Serial log evidence (pre-fix):

  • LINK-XPORT: FWD entries show 5 RESOURCE_DAT (ctx=1) segments forwarded, each silently truncated to 1064 bytes (from ~7500).
  • After the 5th segment, no more LINK-XPORT entries — the receiver's RESOURCE_HMU (hashmap update, ctx=4) response is also truncated/corrupted and never processed.
  • Receiver log: "Timed out waiting for 4 parts, requesting retry" — retry also stalls.

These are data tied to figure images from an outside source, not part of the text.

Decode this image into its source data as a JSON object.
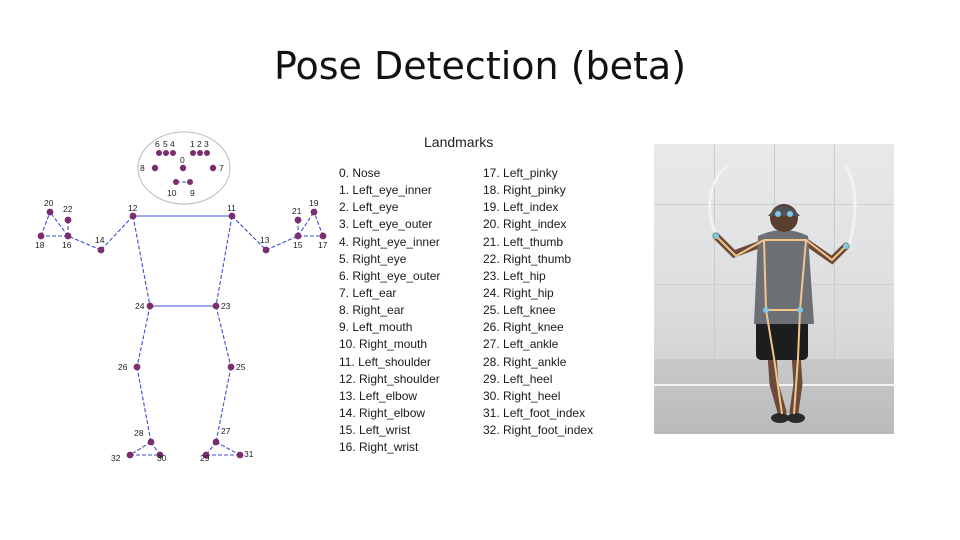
{
  "title": "Pose Detection (beta)",
  "landmarks_heading": "Landmarks",
  "landmarks_left": [
    "0. Nose",
    "1. Left_eye_inner",
    "2. Left_eye",
    "3. Left_eye_outer",
    "4. Right_eye_inner",
    "5. Right_eye",
    "6. Right_eye_outer",
    "7. Left_ear",
    "8. Right_ear",
    "9. Left_mouth",
    "10. Right_mouth",
    "11. Left_shoulder",
    "12. Right_shoulder",
    "13. Left_elbow",
    "14. Right_elbow",
    "15. Left_wrist",
    "16. Right_wrist"
  ],
  "landmarks_right": [
    "17. Left_pinky",
    "18. Right_pinky",
    "19. Left_index",
    "20. Right_index",
    "21. Left_thumb",
    "22. Right_thumb",
    "23. Left_hip",
    "24. Right_hip",
    "25. Left_knee",
    "26. Right_knee",
    "27. Left_ankle",
    "28. Right_ankle",
    "29. Left_heel",
    "30. Right_heel",
    "31. Left_foot_index",
    "32. Right_foot_index"
  ],
  "diagram_labels": {
    "l0": "0",
    "l1": "1",
    "l2": "2",
    "l3": "3",
    "l4": "4",
    "l5": "5",
    "l6": "6",
    "l7": "7",
    "l8": "8",
    "l9": "9",
    "l10": "10",
    "l11": "11",
    "l12": "12",
    "l13": "13",
    "l14": "14",
    "l15": "15",
    "l16": "16",
    "l17": "17",
    "l18": "18",
    "l19": "19",
    "l20": "20",
    "l21": "21",
    "l22": "22",
    "l23": "23",
    "l24": "24",
    "l25": "25",
    "l26": "26",
    "l27": "27",
    "l28": "28",
    "l29": "29",
    "l30": "30",
    "l31": "31",
    "l32": "32"
  },
  "colors": {
    "joint": "#7b2d6e",
    "limb": "#3b4fd6",
    "overlay": "#f2c58a"
  }
}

Sender log evidence (pre-fix):

Signalling link MTU of 8.19 KB for link
Destination confirmed link MTU of 8.19 KB    ← should have been clamped to 1064
The transfer of <LXMessage ...> is in progress (70.0%)   ← stuck forever

Fix

8a — MTU clamping in Transport.cpp (3 locations)

Added MTU clamping logic to all three LINKREQUEST forwarding paths. When the path MTU in the link request exceeds min(prev-hop HW_MTU, next-hop HW_MTU), the signalling bytes are rewritten using Link::signalling_bytes(). If the outbound interface has no MTU or doesn't support MTU configuration, the signalling bytes are stripped entirely.

uint16_t path_mtu = Link::mtu_from_lr_packet(packet);
if (path_mtu > 0) {
    uint16_t ph_mtu = packet.receiving_interface().HW_MTU();
    uint16_t nh_mtu = outbound_interface.HW_MTU();
    if (nh_mtu == 0) {
        new_raw = new_raw.left(new_raw.size() - Type::Link::LINK_MTU_SIZE);
    } else if (!outbound_interface.AUTOCONFIGURE_MTU() && !outbound_interface.FIXED_MTU()) {
        new_raw = new_raw.left(new_raw.size() - Type::Link::LINK_MTU_SIZE);
    } else if (nh_mtu < path_mtu || (ph_mtu > 0 && ph_mtu < path_mtu)) {
        uint16_t clamped = std::min(nh_mtu, (ph_mtu > 0) ? ph_mtu : nh_mtu);
        auto mode = Link::mode_from_lr_packet(packet);
        Bytes clamped_mtu_bytes = Link::signalling_bytes(clamped, mode);
        new_raw = new_raw.left(new_raw.size() - Type::Link::LINK_MTU_SIZE) + clamped_mtu_bytes;
    }
}

8b — FIXED_MTU in TcpInterface.h

Set _FIXED_MTU = true in the constructor so Transport uses the interface's HW_MTU (1064) for clamping decisions.

8c — Truncation detection in TcpInterface.h

Added a truncated flag to TcpClient. Frames exceeding TCP_IF_HW_MTU are now dropped with a diagnostic log instead of silently truncated:

[TcpIF] DROPPED oversized frame from client 1 (>1064 bytes, buffered 1064)

Verification

Sender log (post-fix):

Signalling link MTU of 8.19 KB for link
Destination confirmed link MTU of 1.06 KB    ← clamped!
*** DELIVERY RESULT: DELIVERED (state=8) elapsed=2.8s ***

V3 serial log (post-fix):

MTU CLAMP: path=8192 ph=1064 nh=1064 -> clamped=1064

File integrity: SHA-256 of received test.pdf matches original (9bcb7b21d2bc7bbf...).

Test Reproduction

cd test-harnesses/RTNode-HeltecV4
bash run_test.sh

Sends test.pdf (46.1 KB) as an LXMF attachment through the V3 boundary node. Pre-fix: stalls at 70%. Post-fix: delivers in ~3 seconds.